Non-alcoholic drinks for those going Oc-sober
One of my biggest concerns with going sober this month was that I would get bored with my drink options, miss coming home and having a delicious beverage to wind down to, or feel left out at social gatherings while everyone has something delicious to sip on.
Thankfully, I discovered an amazing non-alcoholic bottle shop called Boisson NYC (which has an online shop for those who don't live in New York) that sells wine, beer, spirits, and cocktails that actually taste delicious. I've listed some of my favorite non-alcoholic drinks below, which have each been lifesavers for me this past month.
1. Giesen Dealcoholized Sauvignon Blanc
I learned the difference between non-alcoholic wine and alcohol-removed (or dealcoholized )wine when I visited the Boisson NYC store. The clerk there explained to me that non-alcoholic wines are often made without fermenting the grapes, whereas an alcohol-removed wine goes through the entire fermentation process and then has the alcohol removed. This makes the flavors bolder and more similar to a glass of regular wine.
The Giesen Sauvignon Blanc is one of the best alcohol-removed white wines I've had and genuinely tastes similar to a regular white wine.
2. Spiritless Kentucky Bourbon 74
One of the things I've missed most while going sober in September is my favorite cocktail-an old fashioned.
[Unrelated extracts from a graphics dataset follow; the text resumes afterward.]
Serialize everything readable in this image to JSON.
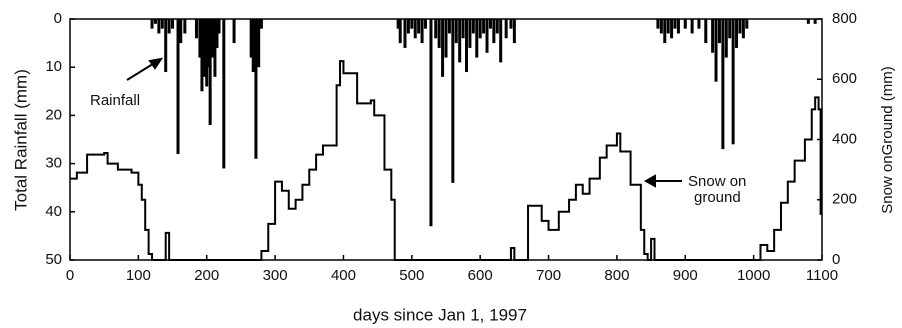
{
  "chart_data": {
    "type": "combo",
    "x_label": "days since Jan 1, 1997",
    "y_label": "Total Rainfall (mm)",
    "y2_label": "Snow onGround (mm)",
    "xlim": [
      0,
      1100
    ],
    "xticks": [
      0,
      100,
      200,
      300,
      400,
      500,
      600,
      700,
      800,
      900,
      1000,
      1100
    ],
    "ylim": [
      50,
      0
    ],
    "yticks": [
      0,
      10,
      20,
      30,
      40,
      50
    ],
    "y2lim": [
      0,
      800
    ],
    "y2ticks": [
      0,
      200,
      400,
      600,
      800
    ],
    "annotations": [
      {
        "text": "Rainfall"
      },
      {
        "text": "Snow on"
      },
      {
        "text": "ground"
      }
    ],
    "series": [
      {
        "kind": "bar",
        "axis": "y",
        "color": "#000",
        "x": [
          120,
          125,
          130,
          135,
          140,
          145,
          150,
          158,
          162,
          168,
          185,
          190,
          193,
          196,
          200,
          203,
          205,
          208,
          212,
          215,
          218,
          225,
          240,
          265,
          268,
          272,
          276,
          280,
          480,
          483,
          490,
          495,
          500,
          505,
          510,
          515,
          520,
          528,
          535,
          540,
          545,
          550,
          555,
          560,
          565,
          570,
          575,
          580,
          585,
          590,
          595,
          600,
          605,
          610,
          615,
          620,
          625,
          630,
          638,
          645,
          650,
          860,
          865,
          870,
          875,
          880,
          885,
          890,
          900,
          910,
          920,
          930,
          940,
          945,
          950,
          955,
          960,
          965,
          970,
          975,
          980,
          985,
          990,
          1080,
          1090
        ],
        "values": [
          2,
          1,
          3,
          2,
          11,
          3,
          2,
          28,
          5,
          3,
          4,
          8,
          15,
          12,
          14,
          10,
          22,
          8,
          12,
          6,
          3,
          31,
          5,
          8,
          11,
          29,
          10,
          2,
          2,
          5,
          6,
          3,
          2,
          4,
          3,
          5,
          2,
          43,
          4,
          6,
          12,
          8,
          3,
          34,
          5,
          9,
          4,
          11,
          6,
          3,
          8,
          4,
          3,
          7,
          2,
          5,
          3,
          9,
          4,
          2,
          5,
          2,
          3,
          5,
          3,
          4,
          2,
          3,
          2,
          3,
          2,
          5,
          7,
          13,
          5,
          27,
          8,
          4,
          26,
          6,
          3,
          4,
          2,
          1,
          1
        ]
      },
      {
        "kind": "line",
        "axis": "y2",
        "color": "#000",
        "x": [
          0,
          10,
          25,
          50,
          55,
          70,
          90,
          100,
          105,
          110,
          115,
          120,
          135,
          140,
          145,
          270,
          280,
          290,
          300,
          310,
          320,
          330,
          340,
          350,
          360,
          370,
          380,
          390,
          395,
          400,
          420,
          440,
          445,
          460,
          470,
          475,
          640,
          645,
          650,
          670,
          690,
          700,
          715,
          730,
          740,
          750,
          760,
          775,
          785,
          800,
          805,
          820,
          835,
          840,
          845,
          850,
          855,
          1000,
          1010,
          1020,
          1030,
          1040,
          1050,
          1060,
          1075,
          1085,
          1090,
          1095,
          1098
        ],
        "values": [
          270,
          290,
          350,
          355,
          320,
          300,
          290,
          250,
          200,
          100,
          20,
          0,
          0,
          90,
          0,
          0,
          30,
          120,
          260,
          230,
          170,
          200,
          250,
          300,
          350,
          380,
          380,
          580,
          660,
          620,
          520,
          530,
          480,
          300,
          200,
          0,
          0,
          40,
          0,
          180,
          130,
          100,
          160,
          200,
          250,
          220,
          270,
          340,
          380,
          420,
          360,
          250,
          100,
          20,
          0,
          70,
          0,
          0,
          50,
          30,
          100,
          190,
          260,
          330,
          400,
          500,
          540,
          500,
          150
        ]
      }
    ]
  }
}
And I can't lie, a non-alcohol bourbon will never be the same as a regular Kentucky bourbon; however, this Spiritless Kentucky Bourbon 74 is the closest thing I've found.
3. Null Blanc Burgunder Alcohol-removed Wine
This is another fantastic alcohol-removed wine, and when I brought it to a picnic where everyone else was drinking alcohol, it was still a hit.
4. Surely Canned Non-alcoholic Brut
This canned non-alcoholic brut is a perfect thing to bring to parties because it tastes like you're sipping on champagne, and it gives you something to hold in your hand while everyone else drinks.
5. Three Spirit Botanical Apéritifs
These have arguably been one of the favorite things I've tried during my sober month. These Three Spirit Apéritifs are made with plants that can alter your mood, something that many non-alcoholic beverages don't have. My favorites are the Nightcap, which is made with adaptogens that help put you in a calm mood, or the Social Elixir, which actually gives you the tiniest bit of a euphoric feeling. You can buy each one individually or in a pack of three.